Aux termes de l’article L 741-1 du CESEDA :
« L’autorité administrative peut placer en rétention, pour une durée de quatre jours, l’étranger qui se trouve dans l’un des cas prévus à l’article L. 731-1 lorsqu’il ne présente pas de garanties de représentation effectives propres à prévenir un risque de soustraction à l’exécution de la décision d’éloignement et qu’aucune autre mesure n’apparaît suffisante à garantir efficacement l’exécution effective de cette décision.
« Le risque mentionné au premier alinéa est apprécié selon les mêmes critères que ceux prévus à l’article L. 612-3 ou au regard de la menace pour l’ordre public que l’étranger représente. »
Le placement d’un étranger en rétention suppose dès lors l’existence d’une mesure d’éloignement exécutoire.

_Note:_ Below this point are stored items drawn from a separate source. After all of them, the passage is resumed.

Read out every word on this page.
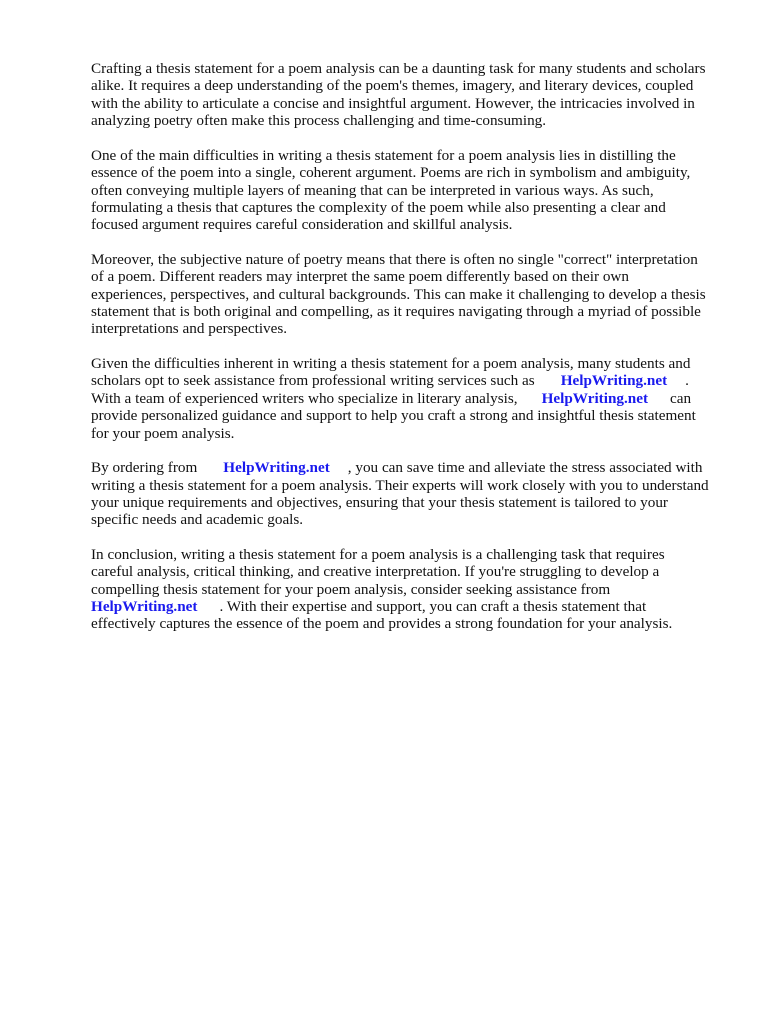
Crafting a thesis statement for a poem analysis can be a daunting task for many students and scholars
alike. It requires a deep understanding of the poem's themes, imagery, and literary devices, coupled
with the ability to articulate a concise and insightful argument. However, the intricacies involved in
analyzing poetry often make this process challenging and time-consuming.

One of the main difficulties in writing a thesis statement for a poem analysis lies in distilling the
essence of the poem into a single, coherent argument. Poems are rich in symbolism and ambiguity,
often conveying multiple layers of meaning that can be interpreted in various ways. As such,
formulating a thesis that captures the complexity of the poem while also presenting a clear and
focused argument requires careful consideration and skillful analysis.

Moreover, the subjective nature of poetry means that there is often no single "correct" interpretation
of a poem. Different readers may interpret the same poem differently based on their own
experiences, perspectives, and cultural backgrounds. This can make it challenging to develop a thesis
statement that is both original and compelling, as it requires navigating through a myriad of possible
interpretations and perspectives.

Given the difficulties inherent in writing a thesis statement for a poem analysis, many students and
scholars opt to seek assistance from professional writing services such as HelpWriting.net .
With a team of experienced writers who specialize in literary analysis, HelpWriting.net can
provide personalized guidance and support to help you craft a strong and insightful thesis statement
for your poem analysis.

By ordering from HelpWriting.net , you can save time and alleviate the stress associated with
writing a thesis statement for a poem analysis. Their experts will work closely with you to understand
your unique requirements and objectives, ensuring that your thesis statement is tailored to your
specific needs and academic goals.

In conclusion, writing a thesis statement for a poem analysis is a challenging task that requires
careful analysis, critical thinking, and creative interpretation. If you're struggling to develop a
compelling thesis statement for your poem analysis, consider seeking assistance from
HelpWriting.net . With their expertise and support, you can craft a thesis statement that
effectively captures the essence of the poem and provides a strong foundation for your analysis.
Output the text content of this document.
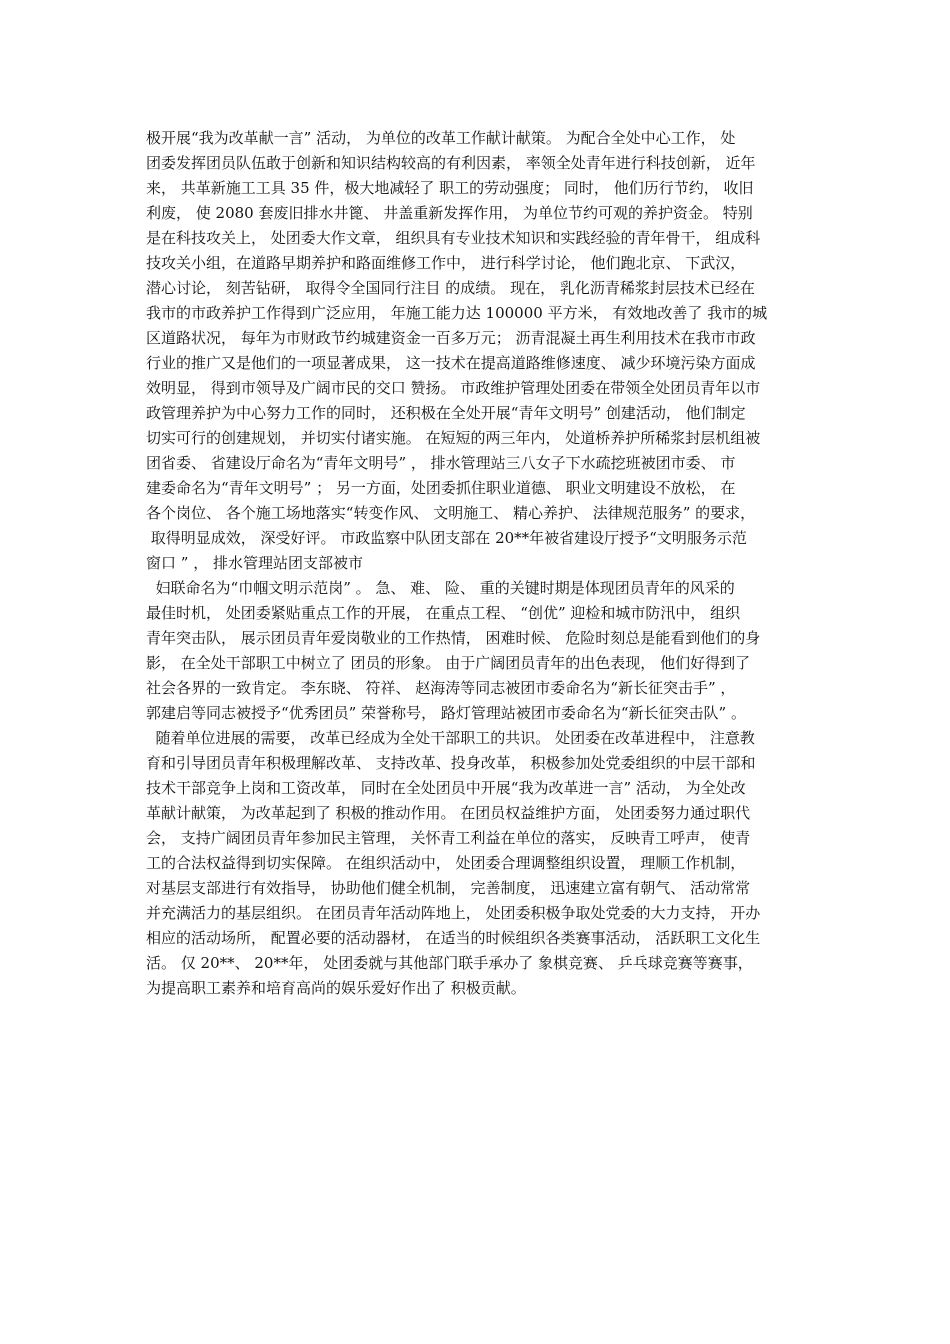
极开展“我为改革献一言” 活动， 为单位的改革工作献计献策。 为配合全处中心工作， 处
团委发挥团员队伍敢于创新和知识结构较高的有利因素， 率领全处青年进行科技创新， 近年
来， 共革新施工工具 35 件，极大地减轻了 职工的劳动强度； 同时， 他们历行节约， 收旧
利废， 使 2080 套废旧排水井篦、 井盖重新发挥作用， 为单位节约可观的养护资金。 特别
是在科技攻关上， 处团委大作文章， 组织具有专业技术知识和实践经验的青年骨干， 组成科
技攻关小组，在道路早期养护和路面维修工作中， 进行科学讨论， 他们跑北京、 下武汉，
潜心讨论， 刻苦钻研， 取得令全国同行注目 的成绩。 现在， 乳化沥青稀浆封层技术已经在
我市的市政养护工作得到广泛应用， 年施工能力达 100000 平方米， 有效地改善了 我市的城
区道路状况， 每年为市财政节约城建资金一百多万元； 沥青混凝土再生利用技术在我市市政
行业的推广又是他们的一项显著成果， 这一技术在提高道路维修速度、 减少环境污染方面成
效明显， 得到市领导及广阔市民的交口 赞扬。 市政维护管理处团委在带领全处团员青年以市
政管理养护为中心努力工作的同时， 还积极在全处开展“青年文明号” 创建活动， 他们制定
切实可行的创建规划， 并切实付诸实施。 在短短的两三年内， 处道桥养护所稀浆封层机组被
团省委、 省建设厅命名为“青年文明号” ， 排水管理站三八女子下水疏挖班被团市委、 市
建委命名为“青年文明号” ； 另一方面，处团委抓住职业道德、 职业文明建设不放松， 在
各个岗位、 各个施工场地落实“转变作风、 文明施工、 精心养护、 法律规范服务” 的要求，
取得明显成效， 深受好评。 市政监察中队团支部在 20**年被省建设厅授予“文明服务示范
窗口 ” ， 排水管理站团支部被市
妇联命名为“巾帼文明示范岗” 。 急、 难、 险、 重的关键时期是体现团员青年的风采的
最佳时机， 处团委紧贴重点工作的开展， 在重点工程、 “创优” 迎检和城市防汛中， 组织
青年突击队， 展示团员青年爱岗敬业的工作热情， 困难时候、 危险时刻总是能看到他们的身
影， 在全处干部职工中树立了 团员的形象。 由于广阔团员青年的出色表现， 他们好得到了
社会各界的一致肯定。 李东晓、 符祥、 赵海涛等同志被团市委命名为“新长征突击手” ，
郭建启等同志被授予“优秀团员” 荣誉称号， 路灯管理站被团市委命名为“新长征突击队” 。
随着单位进展的需要， 改革已经成为全处干部职工的共识。 处团委在改革进程中， 注意教
育和引导团员青年积极理解改革、 支持改革、投身改革， 积极参加处党委组织的中层干部和
技术干部竞争上岗和工资改革， 同时在全处团员中开展“我为改革进一言” 活动， 为全处改
革献计献策， 为改革起到了 积极的推动作用。 在团员权益维护方面， 处团委努力通过职代
会， 支持广阔团员青年参加民主管理， 关怀青工利益在单位的落实， 反映青工呼声， 使青
工的合法权益得到切实保障。 在组织活动中， 处团委合理调整组织设置， 理顺工作机制，
对基层支部进行有效指导， 协助他们健全机制， 完善制度， 迅速建立富有朝气、 活动常常
并充满活力的基层组织。 在团员青年活动阵地上， 处团委积极争取处党委的大力支持， 开办
相应的活动场所， 配置必要的活动器材， 在适当的时候组织各类赛事活动， 活跃职工文化生
活。 仅 20**、 20**年， 处团委就与其他部门联手承办了 象棋竞赛、 乒乓球竞赛等赛事，
为提高职工素养和培育高尚的娱乐爱好作出了 积极贡献。
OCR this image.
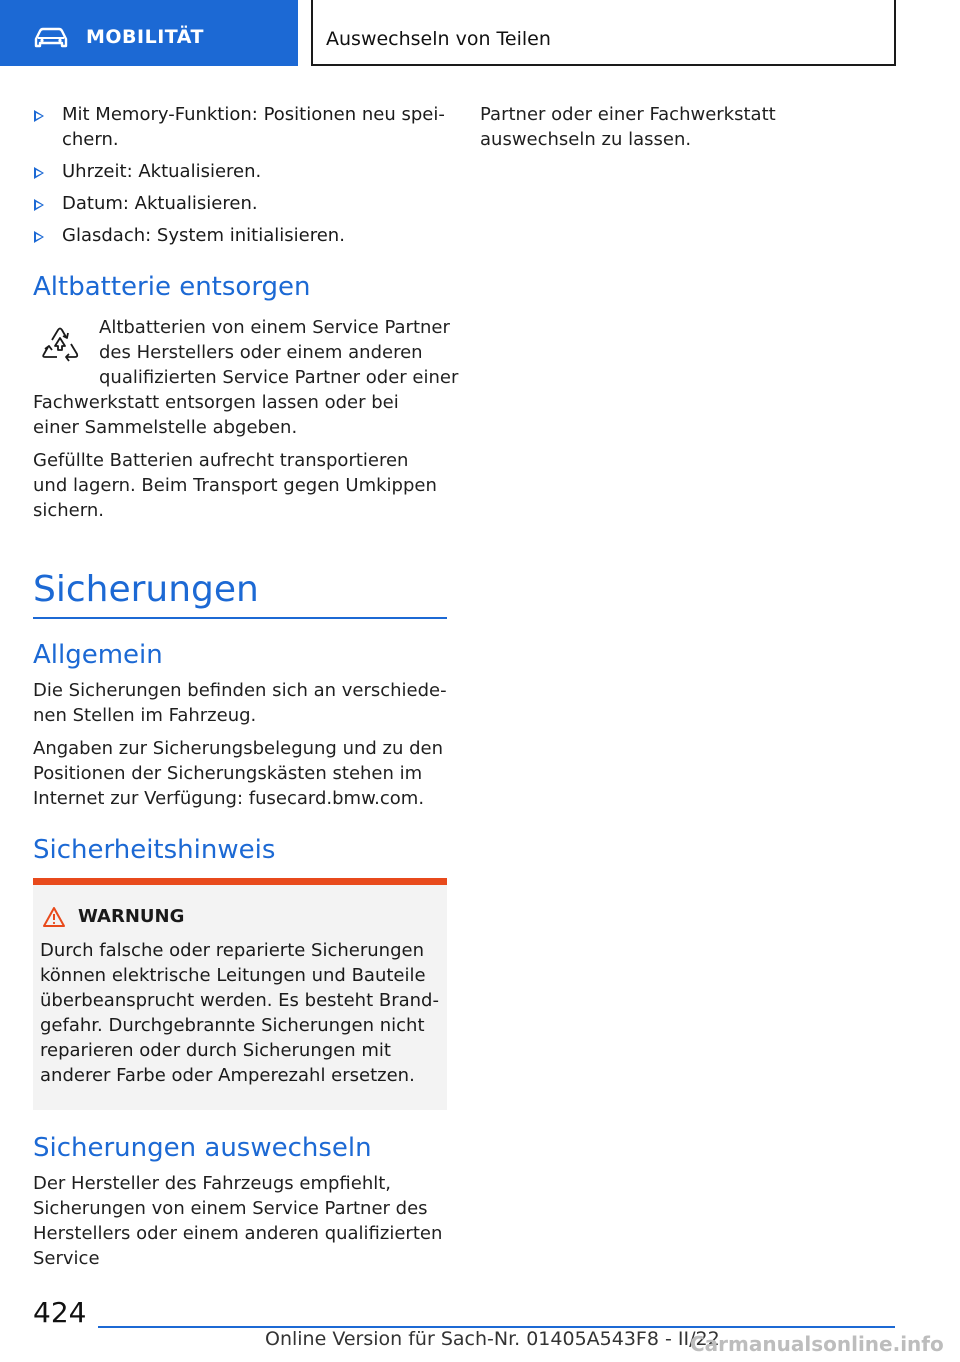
MOBILITÄT	Auswechseln von Teilen
Mit Memory-Funktion: Positionen neu speichern.
Uhrzeit: Aktualisieren.
Datum: Aktualisieren.
Glasdach: System initialisieren.
Altbatterie entsorgen
Altbatterien von einem Service Partner
des Herstellers oder einem anderen
qualifizierten Service Partner oder einer
Fachwerkstatt entsorgen lassen oder bei einer Sammelstelle abgeben.
Gefüllte Batterien aufrecht transportieren und lagern. Beim Transport gegen Umkippen sichern.
Sicherungen
Allgemein
Die Sicherungen befinden sich an verschiedenen Stellen im Fahrzeug.
Angaben zur Sicherungsbelegung und zu den Positionen der Sicherungskästen stehen im Internet zur Verfügung: fusecard.bmw.com.
Sicherheitshinweis
WARNUNG
Durch falsche oder reparierte Sicherungen können elektrische Leitungen und Bauteile überbeansprucht werden. Es besteht Brandgefahr. Durchgebrannte Sicherungen nicht reparieren oder durch Sicherungen mit anderer Farbe oder Amperezahl ersetzen.
Sicherungen auswechseln
Der Hersteller des Fahrzeugs empfiehlt, Sicherungen von einem Service Partner des Herstellers oder einem anderen qualifizierten Service
Partner oder einer Fachwerkstatt auswechseln zu lassen.
424
Online Version für Sach-Nr. 01405A543F8 - II/22
Carmanualsonline.info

Dans le cas d’une obligation de quitter le territoire français visée aux articles L 611-1 et suivants du CESEDA, le préfet ne peut procéder au placement en rétention administrative avant l’expiration du délai de départ volontaire fixé à l’article L 612-1 du même code.
En application de l’article L 612-5 du CESEDA, l’autorité administrative peut toutefois mettre fin au délai de départ volontaire accordé en application de l’article L 612-1 à moins que l’autorité, si un motif de refus de ce délai apparaît postérieurement à la notification de la décision relative à ce délai.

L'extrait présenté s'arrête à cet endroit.